Precision agriculture is going to be instrumental in the industry’s green revolution

Precision agriculture is a farm management concept in which agrochemicals and water are applied in a prescriptive manner to minimise waste and associated pollution. This system means that farms can enhance efficiency and profitability while also importantly reducing the sector’s vulnerability to climate change, especially considering droughts, extreme weather events, and climate-related pests and diseases.

This method of precision agriculture is carried out by measuring inter and intra-field crop variability and collecting soil, weather, and crop data. Once analysed, this data will inform decision-making to boost productivity while reducing input costs. Implementing these precision technologies can play a role in understanding local soil types, improving soil quality, and making realistic crop choices, among many benefits.

IoT can save farms from the dangers of over-irrigation

IoT can also have very influential effects in reducing the dangers of climate change.

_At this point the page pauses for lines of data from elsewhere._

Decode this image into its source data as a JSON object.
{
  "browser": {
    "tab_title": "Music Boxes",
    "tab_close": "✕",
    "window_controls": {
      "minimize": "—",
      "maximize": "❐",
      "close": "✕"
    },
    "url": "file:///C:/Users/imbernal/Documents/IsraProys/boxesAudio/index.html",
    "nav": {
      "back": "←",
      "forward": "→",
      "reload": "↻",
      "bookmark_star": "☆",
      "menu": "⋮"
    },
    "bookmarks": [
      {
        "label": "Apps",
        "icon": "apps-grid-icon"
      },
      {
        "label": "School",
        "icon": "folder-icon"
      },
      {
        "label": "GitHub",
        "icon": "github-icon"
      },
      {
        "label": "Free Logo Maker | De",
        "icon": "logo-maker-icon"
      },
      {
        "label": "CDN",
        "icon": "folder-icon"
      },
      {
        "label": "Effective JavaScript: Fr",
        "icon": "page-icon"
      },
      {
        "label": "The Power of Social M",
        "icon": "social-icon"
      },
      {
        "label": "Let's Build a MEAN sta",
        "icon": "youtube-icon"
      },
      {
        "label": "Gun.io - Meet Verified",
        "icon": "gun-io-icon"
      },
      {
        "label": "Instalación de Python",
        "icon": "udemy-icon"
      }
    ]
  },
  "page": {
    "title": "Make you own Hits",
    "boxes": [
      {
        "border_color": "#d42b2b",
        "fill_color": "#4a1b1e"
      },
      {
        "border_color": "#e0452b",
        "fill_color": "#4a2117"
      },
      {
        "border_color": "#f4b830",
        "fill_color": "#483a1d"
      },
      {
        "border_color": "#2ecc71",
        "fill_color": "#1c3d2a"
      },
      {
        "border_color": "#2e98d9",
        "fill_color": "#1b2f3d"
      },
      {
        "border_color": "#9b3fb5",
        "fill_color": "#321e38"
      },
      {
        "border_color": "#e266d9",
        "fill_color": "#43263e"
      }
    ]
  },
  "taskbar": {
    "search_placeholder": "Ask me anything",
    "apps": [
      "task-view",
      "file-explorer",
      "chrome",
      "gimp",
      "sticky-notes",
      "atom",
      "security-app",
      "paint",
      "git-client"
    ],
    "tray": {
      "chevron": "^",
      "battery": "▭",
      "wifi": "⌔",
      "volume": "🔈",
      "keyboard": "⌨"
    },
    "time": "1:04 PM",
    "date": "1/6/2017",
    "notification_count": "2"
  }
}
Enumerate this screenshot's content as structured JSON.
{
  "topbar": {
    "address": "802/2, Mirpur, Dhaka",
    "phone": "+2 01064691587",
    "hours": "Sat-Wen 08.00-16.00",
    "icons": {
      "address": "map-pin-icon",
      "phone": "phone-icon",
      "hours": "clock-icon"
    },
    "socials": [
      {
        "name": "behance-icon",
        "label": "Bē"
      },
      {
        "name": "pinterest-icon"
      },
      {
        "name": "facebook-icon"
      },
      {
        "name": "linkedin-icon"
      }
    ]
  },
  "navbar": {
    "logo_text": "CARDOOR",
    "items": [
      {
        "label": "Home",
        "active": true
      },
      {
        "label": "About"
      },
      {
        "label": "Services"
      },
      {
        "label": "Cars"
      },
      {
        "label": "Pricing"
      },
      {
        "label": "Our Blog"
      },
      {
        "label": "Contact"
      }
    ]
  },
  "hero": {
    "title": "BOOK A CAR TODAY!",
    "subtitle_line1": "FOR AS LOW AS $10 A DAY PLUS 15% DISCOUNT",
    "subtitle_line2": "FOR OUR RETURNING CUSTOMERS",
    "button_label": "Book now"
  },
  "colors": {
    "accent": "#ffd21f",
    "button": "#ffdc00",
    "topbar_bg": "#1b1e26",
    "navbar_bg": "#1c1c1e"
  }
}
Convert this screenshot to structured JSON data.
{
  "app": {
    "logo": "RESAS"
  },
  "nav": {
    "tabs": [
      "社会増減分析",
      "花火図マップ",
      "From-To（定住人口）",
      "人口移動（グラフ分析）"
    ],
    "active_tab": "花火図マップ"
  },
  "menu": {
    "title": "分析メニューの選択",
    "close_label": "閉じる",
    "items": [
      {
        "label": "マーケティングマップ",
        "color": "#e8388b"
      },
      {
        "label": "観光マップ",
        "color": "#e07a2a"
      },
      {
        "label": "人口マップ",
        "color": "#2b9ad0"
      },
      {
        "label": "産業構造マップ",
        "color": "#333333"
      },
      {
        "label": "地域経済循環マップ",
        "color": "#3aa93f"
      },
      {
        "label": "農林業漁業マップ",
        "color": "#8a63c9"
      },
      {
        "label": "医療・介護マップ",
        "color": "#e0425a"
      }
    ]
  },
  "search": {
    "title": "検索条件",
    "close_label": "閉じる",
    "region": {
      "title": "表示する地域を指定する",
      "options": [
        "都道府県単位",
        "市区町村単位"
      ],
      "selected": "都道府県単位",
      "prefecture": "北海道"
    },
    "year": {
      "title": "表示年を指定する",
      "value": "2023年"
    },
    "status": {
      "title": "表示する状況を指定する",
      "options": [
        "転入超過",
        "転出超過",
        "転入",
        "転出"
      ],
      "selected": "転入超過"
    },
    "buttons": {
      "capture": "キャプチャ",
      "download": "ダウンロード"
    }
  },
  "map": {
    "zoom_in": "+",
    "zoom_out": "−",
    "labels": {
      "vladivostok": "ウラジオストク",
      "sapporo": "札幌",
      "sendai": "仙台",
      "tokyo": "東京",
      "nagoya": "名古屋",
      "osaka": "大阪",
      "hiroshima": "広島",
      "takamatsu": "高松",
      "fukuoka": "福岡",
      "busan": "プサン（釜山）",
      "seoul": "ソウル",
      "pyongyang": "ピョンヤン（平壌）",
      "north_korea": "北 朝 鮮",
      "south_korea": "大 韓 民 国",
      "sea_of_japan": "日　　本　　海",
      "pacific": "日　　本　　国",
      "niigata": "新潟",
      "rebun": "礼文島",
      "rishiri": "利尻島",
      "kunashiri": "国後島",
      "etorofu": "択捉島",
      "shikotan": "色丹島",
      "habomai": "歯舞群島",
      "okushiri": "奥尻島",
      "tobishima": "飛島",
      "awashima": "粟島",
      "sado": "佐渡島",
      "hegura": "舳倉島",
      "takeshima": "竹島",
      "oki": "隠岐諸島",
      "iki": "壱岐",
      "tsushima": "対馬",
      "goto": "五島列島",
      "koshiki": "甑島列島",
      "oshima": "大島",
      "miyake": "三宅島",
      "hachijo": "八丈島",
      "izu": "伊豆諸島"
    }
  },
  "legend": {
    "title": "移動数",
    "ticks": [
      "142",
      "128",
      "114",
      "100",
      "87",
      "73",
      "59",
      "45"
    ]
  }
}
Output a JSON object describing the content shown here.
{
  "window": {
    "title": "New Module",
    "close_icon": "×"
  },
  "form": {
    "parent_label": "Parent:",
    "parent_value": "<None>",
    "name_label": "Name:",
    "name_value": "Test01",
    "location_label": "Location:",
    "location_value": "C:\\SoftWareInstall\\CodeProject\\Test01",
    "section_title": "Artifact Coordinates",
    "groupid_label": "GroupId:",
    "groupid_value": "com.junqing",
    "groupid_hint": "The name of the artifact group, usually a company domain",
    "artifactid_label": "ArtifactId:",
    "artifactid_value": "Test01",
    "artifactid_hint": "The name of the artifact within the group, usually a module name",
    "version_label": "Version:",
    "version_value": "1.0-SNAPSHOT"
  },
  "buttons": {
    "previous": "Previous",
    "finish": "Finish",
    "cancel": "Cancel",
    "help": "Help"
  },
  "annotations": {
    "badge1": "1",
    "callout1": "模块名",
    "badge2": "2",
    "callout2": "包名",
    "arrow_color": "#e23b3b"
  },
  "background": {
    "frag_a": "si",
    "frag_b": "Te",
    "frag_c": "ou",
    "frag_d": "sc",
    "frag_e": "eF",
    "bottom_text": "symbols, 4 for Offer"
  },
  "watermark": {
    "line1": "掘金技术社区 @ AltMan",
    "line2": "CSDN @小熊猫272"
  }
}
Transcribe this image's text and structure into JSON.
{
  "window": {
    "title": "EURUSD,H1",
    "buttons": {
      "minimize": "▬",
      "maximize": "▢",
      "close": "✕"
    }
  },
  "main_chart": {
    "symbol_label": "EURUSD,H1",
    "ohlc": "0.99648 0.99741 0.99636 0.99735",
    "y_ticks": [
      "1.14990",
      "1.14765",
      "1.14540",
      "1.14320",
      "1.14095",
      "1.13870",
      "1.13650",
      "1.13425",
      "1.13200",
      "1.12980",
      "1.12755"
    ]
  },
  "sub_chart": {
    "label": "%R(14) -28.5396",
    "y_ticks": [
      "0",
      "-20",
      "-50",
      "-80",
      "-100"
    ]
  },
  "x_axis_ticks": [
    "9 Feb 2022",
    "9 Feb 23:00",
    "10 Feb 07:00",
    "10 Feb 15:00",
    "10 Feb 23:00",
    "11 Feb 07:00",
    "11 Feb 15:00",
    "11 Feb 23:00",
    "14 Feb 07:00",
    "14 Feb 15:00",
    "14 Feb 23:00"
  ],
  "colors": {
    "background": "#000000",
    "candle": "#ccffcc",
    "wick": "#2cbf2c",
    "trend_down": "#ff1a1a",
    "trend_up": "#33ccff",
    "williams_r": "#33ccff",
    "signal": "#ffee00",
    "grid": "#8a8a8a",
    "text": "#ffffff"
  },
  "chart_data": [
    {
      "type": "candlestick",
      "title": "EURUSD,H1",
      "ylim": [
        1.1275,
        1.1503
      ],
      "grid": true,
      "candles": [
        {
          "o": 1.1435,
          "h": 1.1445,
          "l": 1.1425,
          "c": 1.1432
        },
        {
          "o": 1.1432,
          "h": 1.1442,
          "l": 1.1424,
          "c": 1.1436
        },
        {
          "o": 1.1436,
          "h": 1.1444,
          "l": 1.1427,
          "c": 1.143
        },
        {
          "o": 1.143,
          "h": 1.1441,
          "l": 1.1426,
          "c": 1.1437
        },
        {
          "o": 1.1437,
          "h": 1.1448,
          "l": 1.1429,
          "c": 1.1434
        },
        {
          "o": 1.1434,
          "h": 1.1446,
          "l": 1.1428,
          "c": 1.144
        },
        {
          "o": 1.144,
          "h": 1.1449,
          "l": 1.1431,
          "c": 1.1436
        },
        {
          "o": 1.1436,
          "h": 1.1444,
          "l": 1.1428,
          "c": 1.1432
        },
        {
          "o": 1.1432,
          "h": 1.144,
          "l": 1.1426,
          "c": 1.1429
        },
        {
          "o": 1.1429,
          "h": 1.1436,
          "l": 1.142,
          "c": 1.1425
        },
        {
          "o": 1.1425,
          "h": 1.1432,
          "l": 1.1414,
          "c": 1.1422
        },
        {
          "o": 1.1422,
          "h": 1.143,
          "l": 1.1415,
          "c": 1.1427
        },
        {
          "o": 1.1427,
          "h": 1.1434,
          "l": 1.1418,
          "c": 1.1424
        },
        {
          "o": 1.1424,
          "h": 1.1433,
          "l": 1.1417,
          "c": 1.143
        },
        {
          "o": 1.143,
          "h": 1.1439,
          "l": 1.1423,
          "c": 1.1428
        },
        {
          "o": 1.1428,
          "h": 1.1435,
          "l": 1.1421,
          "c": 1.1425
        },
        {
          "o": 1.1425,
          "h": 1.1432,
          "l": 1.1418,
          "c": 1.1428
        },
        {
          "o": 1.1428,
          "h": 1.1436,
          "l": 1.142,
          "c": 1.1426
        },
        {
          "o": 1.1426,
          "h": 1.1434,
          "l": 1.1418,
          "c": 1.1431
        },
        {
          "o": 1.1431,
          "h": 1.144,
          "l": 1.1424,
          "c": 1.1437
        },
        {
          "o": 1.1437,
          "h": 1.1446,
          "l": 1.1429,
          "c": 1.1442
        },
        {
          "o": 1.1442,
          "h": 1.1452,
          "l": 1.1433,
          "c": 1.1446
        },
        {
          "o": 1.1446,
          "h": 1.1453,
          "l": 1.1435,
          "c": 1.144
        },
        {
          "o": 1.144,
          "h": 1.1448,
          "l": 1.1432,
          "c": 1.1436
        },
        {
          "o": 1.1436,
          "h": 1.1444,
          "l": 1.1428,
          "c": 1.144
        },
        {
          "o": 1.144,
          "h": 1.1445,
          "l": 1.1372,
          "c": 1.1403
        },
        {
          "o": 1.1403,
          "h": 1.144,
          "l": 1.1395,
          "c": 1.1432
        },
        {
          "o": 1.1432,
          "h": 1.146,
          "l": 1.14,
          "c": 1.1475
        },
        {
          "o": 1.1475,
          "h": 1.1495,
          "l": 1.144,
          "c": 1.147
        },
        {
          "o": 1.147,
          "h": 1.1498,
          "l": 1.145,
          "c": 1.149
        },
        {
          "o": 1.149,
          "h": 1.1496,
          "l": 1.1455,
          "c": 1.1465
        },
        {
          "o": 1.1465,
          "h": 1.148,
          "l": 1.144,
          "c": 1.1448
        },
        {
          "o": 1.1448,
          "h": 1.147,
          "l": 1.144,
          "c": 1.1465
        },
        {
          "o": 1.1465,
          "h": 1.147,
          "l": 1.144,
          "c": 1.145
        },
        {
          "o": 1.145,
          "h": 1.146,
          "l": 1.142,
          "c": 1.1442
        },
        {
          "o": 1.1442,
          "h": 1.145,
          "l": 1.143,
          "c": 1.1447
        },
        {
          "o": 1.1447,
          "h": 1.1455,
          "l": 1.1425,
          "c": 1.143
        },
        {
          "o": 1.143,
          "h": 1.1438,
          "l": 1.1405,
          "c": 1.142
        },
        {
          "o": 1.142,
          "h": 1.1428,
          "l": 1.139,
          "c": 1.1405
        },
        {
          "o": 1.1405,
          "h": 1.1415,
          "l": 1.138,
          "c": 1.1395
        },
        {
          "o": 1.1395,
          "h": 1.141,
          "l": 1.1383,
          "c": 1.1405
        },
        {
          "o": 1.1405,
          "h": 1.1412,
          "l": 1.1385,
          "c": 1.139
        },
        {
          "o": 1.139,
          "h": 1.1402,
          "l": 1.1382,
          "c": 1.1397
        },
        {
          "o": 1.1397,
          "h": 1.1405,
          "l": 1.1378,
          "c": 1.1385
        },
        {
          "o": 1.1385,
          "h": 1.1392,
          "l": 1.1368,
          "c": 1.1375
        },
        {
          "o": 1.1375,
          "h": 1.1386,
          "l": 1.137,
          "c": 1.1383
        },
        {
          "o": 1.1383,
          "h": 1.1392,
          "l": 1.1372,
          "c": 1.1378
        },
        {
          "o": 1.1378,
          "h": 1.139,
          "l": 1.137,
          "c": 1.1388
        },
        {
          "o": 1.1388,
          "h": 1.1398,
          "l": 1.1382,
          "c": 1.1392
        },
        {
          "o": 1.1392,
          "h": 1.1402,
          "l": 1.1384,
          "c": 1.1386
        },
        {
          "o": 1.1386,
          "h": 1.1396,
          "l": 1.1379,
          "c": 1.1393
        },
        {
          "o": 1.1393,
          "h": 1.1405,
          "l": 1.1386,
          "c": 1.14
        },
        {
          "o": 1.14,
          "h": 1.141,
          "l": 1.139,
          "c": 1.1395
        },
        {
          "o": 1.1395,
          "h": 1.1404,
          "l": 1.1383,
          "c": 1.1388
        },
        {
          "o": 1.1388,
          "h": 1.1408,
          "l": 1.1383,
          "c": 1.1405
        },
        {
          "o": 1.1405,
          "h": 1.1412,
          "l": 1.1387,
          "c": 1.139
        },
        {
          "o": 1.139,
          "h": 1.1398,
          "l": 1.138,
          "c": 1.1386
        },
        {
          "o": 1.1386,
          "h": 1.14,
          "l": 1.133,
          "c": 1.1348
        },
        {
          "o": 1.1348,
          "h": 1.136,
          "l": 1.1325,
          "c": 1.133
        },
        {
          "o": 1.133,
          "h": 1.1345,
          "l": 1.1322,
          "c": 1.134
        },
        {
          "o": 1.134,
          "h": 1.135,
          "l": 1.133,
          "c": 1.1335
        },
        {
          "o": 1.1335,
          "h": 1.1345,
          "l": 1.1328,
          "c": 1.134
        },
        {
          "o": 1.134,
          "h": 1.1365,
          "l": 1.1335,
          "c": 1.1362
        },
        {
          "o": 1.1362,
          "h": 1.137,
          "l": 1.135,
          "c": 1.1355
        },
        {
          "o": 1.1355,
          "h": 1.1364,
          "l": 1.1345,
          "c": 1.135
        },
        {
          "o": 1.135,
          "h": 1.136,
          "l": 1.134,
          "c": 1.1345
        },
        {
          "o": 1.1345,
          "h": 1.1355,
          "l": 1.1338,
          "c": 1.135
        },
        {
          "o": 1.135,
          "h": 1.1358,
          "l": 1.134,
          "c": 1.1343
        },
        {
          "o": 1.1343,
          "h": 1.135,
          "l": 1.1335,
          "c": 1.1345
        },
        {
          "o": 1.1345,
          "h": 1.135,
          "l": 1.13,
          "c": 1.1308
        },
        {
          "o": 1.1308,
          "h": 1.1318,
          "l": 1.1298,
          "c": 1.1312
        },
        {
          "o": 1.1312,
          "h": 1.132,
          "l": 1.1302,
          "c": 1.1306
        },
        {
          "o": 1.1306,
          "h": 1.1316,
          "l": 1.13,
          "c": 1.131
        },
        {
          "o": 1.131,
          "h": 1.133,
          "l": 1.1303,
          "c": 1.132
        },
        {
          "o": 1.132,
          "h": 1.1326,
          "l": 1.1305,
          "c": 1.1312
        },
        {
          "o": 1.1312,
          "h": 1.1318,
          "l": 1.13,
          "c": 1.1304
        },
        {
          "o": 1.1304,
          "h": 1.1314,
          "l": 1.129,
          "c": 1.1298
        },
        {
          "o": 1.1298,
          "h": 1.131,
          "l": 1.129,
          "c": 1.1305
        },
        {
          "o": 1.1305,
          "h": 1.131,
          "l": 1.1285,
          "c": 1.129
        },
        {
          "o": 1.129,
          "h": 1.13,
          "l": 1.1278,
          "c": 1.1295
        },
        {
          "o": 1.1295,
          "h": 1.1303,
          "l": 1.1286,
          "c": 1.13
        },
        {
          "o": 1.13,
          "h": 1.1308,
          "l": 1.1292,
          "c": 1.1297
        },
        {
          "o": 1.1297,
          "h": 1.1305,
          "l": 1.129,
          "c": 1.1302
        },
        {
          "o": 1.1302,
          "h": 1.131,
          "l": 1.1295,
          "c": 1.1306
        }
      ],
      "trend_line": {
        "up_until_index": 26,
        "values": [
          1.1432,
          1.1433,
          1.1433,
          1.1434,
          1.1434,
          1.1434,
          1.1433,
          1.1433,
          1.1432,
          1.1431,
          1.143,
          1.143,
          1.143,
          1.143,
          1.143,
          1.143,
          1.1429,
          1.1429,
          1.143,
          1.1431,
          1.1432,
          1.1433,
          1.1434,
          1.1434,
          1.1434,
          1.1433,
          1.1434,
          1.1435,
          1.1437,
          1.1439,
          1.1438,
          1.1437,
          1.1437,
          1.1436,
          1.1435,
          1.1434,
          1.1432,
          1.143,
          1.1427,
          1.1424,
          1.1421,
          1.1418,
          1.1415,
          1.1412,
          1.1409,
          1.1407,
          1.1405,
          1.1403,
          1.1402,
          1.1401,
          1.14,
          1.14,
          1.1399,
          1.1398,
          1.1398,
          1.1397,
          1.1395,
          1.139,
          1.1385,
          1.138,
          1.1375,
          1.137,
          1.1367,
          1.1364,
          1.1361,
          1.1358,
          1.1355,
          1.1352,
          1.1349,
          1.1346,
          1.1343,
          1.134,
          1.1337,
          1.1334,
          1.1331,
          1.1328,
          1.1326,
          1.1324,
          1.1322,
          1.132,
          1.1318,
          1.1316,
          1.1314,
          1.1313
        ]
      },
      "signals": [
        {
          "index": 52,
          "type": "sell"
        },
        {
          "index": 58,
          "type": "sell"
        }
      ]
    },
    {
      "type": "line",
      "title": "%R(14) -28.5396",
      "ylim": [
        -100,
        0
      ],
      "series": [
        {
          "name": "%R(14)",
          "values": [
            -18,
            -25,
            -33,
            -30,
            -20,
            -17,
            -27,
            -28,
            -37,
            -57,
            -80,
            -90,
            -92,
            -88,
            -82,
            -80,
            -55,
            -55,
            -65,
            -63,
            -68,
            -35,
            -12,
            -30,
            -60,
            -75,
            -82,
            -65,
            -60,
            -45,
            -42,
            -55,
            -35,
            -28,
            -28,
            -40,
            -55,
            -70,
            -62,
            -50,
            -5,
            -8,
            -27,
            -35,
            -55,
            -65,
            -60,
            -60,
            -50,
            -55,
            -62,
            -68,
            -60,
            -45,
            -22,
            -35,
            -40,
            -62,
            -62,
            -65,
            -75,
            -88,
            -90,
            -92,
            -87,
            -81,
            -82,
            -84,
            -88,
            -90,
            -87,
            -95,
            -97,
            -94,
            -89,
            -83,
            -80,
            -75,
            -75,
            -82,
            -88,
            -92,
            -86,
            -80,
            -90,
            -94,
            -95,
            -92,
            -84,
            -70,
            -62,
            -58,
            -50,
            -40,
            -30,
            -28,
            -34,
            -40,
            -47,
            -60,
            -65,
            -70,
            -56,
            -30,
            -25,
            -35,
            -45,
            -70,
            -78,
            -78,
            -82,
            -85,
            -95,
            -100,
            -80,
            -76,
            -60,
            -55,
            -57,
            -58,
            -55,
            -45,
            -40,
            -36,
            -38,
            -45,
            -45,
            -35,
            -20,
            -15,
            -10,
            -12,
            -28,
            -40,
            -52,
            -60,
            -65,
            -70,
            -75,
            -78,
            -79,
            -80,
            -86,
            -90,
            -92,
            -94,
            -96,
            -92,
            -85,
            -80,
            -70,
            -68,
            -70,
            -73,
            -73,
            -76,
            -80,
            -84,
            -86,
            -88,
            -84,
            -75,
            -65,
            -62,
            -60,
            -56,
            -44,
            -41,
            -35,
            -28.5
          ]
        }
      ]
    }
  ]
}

Irrigation is one of the more unsustainable agriculture practices as it causes increased erosion, including pollution of surface water and groundwater from agricultural biocides and deterioration of the water quality. Overwatering the fields risks run-off and ultimately damages the soil health and ecosystems. However, IoT farms can use variable-rate irrigation (VRI), which utilises data and feedback sensors to apply irrigation more precisely (via drip, trickle, or micro-spraying), utilising lower pumping power, and achieving water and energy savings. According to the FAO, proper irrigation systems can save around 8%–20% of water by using VRI technology.

To effectively use this management concept and address the identified challenges, a vast amount of agricultural data must be collected and analysed using AI. Some agricultural companies, such as Syngenta and John Deere, have effectively used IoT-driven precision agriculture to spray agrochemicals selectively. These insights can help further improve farm planning to reduce its environmental impact.